Car, de l’ordure, la narratrice glisse vers la recherche d’un ordre narratif. Ordure/ordre, fange/ange, le texte danse sur le sens et la poésie des mots associés, sur l’étrange ressemblance de notions aux contenus pourtant, a priori, éloignés.
Le tas délaissé dans la rue, hébergé comme on accueille un étranger à qui on fait une place dans sa maison, au moment où elle-même s’apprête à déménager, permet à la narratrice d’explorer ce que l’on garde et ce que l’on jette.
« Comme tout le monde, chaque jour j’oscille entre le sac-poubelle et la boîte à archives. Ce tri permanent s’effectue dans la vie matérielle mais aussi dans ma tête. »
Le récit interroge la différence entre un déchet et une archive. Qui décide que tel objet est archivable dans un musée et tel autre digne du dépotoir ? Le tas d’ordure devient un lieu de réflexion plus globale sur la société de surproduction, sur la valeur marchande des objets, la conception de l’art, la fabrique des célébrités et nos modes de consommation.
Le récit, comme l’archive et comme le déchet, emprunte ainsi le chemin du privé vers le public. « Quoi de plus privé et public qu’un déchet ? Sa naissance est intime mais sa destinée est publique. » De la poubelle personnelle de la maison, il passe vers celle de la rue, puis finit dans le grand incinérateur et, finalement, devient un élément de l’air ambiant empli de la fumée de tous les déchets du monde…
De mots en idées, d’objets en réflexions, Sans valeur dessine une histoire de notre époque consommatrice.

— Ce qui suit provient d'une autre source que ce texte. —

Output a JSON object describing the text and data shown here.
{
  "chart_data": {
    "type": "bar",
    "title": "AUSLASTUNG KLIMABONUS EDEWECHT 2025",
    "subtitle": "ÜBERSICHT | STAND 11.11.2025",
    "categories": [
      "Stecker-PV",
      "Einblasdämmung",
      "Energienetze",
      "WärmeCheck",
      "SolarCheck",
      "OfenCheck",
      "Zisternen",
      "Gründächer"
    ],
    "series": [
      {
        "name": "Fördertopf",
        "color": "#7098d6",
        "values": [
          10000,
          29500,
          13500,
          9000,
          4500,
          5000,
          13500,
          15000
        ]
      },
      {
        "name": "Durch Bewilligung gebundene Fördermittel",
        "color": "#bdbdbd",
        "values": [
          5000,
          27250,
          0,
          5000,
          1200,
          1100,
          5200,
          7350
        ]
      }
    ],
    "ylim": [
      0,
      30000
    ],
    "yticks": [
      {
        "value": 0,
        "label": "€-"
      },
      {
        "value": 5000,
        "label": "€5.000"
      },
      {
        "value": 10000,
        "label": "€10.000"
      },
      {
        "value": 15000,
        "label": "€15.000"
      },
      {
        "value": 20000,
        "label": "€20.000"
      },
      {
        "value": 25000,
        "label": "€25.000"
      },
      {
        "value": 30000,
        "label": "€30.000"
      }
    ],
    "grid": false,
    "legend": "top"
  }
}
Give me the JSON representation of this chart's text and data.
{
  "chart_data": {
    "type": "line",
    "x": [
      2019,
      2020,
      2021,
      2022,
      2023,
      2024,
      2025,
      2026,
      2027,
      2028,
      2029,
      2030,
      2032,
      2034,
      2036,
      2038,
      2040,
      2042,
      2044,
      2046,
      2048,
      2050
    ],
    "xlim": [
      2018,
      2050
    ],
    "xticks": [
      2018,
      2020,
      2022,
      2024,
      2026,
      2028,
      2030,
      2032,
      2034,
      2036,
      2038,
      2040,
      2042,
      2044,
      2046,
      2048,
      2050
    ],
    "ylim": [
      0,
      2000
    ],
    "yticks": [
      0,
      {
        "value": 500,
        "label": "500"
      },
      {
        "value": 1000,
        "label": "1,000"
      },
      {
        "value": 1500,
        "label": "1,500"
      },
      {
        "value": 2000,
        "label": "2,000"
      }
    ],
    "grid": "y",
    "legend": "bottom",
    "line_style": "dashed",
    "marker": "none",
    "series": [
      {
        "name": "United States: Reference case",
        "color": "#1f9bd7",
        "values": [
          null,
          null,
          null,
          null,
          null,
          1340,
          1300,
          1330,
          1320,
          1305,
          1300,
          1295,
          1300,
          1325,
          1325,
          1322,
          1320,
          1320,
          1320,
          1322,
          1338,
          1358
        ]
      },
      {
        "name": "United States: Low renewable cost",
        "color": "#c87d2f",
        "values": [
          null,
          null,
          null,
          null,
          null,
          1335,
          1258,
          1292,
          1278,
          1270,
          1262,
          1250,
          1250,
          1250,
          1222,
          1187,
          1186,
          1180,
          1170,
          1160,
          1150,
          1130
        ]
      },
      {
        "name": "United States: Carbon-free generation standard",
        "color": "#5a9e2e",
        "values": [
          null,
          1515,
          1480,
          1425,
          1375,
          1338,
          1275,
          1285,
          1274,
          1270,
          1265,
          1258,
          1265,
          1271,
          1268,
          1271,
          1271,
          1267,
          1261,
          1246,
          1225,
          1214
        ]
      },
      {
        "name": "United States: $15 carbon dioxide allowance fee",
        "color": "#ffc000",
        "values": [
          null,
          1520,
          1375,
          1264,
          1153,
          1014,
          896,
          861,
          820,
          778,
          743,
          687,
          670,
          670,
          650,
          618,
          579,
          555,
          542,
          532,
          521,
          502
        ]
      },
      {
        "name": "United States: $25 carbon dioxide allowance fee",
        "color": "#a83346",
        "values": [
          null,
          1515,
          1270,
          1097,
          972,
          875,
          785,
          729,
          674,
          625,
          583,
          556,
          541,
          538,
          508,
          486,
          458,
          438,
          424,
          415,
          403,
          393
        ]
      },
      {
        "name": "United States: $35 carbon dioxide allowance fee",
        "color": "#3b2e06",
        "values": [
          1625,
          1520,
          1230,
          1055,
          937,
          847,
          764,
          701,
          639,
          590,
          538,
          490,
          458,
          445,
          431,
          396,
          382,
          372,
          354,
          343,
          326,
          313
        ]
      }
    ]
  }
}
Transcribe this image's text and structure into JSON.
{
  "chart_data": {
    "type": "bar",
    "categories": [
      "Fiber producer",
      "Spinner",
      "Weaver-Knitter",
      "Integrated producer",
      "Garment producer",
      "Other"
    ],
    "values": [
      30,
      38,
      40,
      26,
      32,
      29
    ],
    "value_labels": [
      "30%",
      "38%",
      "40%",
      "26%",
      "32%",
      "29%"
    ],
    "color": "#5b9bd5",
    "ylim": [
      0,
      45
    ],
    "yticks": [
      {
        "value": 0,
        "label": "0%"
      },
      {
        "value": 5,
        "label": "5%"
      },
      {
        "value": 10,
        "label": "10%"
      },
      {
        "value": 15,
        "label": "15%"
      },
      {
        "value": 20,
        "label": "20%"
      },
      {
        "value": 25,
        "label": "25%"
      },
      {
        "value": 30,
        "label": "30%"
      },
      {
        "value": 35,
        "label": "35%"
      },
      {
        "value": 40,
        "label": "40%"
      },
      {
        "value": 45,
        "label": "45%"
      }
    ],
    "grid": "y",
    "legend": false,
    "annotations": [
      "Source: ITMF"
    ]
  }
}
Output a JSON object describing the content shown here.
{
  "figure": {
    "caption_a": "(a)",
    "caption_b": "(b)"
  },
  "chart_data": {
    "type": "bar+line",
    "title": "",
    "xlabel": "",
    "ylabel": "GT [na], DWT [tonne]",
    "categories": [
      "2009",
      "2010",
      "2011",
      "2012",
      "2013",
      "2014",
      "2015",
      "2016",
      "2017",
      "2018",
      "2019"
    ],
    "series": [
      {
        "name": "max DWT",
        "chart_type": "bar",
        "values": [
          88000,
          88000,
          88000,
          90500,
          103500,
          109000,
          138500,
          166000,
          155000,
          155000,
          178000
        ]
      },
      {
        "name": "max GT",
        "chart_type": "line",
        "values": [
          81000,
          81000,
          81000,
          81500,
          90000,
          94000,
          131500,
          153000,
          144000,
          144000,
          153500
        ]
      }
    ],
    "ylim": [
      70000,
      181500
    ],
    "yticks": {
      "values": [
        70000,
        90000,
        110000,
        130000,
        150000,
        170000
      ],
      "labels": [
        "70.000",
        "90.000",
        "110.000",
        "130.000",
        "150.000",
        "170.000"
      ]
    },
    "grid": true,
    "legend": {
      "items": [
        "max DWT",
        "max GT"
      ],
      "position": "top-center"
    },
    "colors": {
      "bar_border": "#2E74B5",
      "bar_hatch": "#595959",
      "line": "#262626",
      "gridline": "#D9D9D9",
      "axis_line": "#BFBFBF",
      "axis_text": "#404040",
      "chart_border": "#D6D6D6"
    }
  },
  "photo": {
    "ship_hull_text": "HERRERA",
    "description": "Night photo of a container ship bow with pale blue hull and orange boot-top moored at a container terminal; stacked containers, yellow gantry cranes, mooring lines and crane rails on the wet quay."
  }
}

Diversions, apartés, parenthèses : c’est une écriture du détournement dans laquelle le lecteur, emporté comme dans une ritournelle, avance tout en tournant et retournant les perceptions.
L’accumulation des objets mène, sous la plume de Gaëlle Obiégly, vers un écoulement du sens, comme un fleuve qui va vers la mer et qui récupère en chemin cailloux et gravats, déchets et trésors. Et lorsqu’on pense que le sens est saturé, jaillit une nouvelle source dont le chant traverse les phrases de l’autrice.
L’écriture de Gaëlle Obiégly laisse entendre une voix singulière où affleure le ton d’une conversation. C’est une écriture qui croise une musique intérieure, passant de la main de celle qui trace les lettres à l’œil de ceux qui les lisent, comme une parole intime, une voix orale qui serait conservée dans l’écrit.
S’il y a du Pérec dans ce livre – le Pérec des Choses, des listes et de l’intérêt pour l’infra-ordinaire –, on y retrouve aussi l’ombre de Montaigne qui nous apprend à affronter la vérité de notre finitude, car finalement, comme le déchet, nous sommes voués, nous aussi, en tant qu’humain, à la disparition.
Le petit tas d’ordure raconte aussi une éducation sentimentale de laquelle découle un point de vue politique qui cherche à traquer les préjugés de classe sur ce qui est désigné comme beau, valorisant, cher ou précieux.
C’est toute cette richesse de sens que nous donne à voir et à penser ce livre qui fait jaillir la littérature du déchet, de l’infiniment petit, du jetable, des choses laissées pour compte, des objets SDF, de la fange, de la marge ; tout ce qui, dans la société marchande, est désigné comme « sans valeur ».
Sans valeur de Gaëlle Obiégly, Bayard, 2024, 144 p.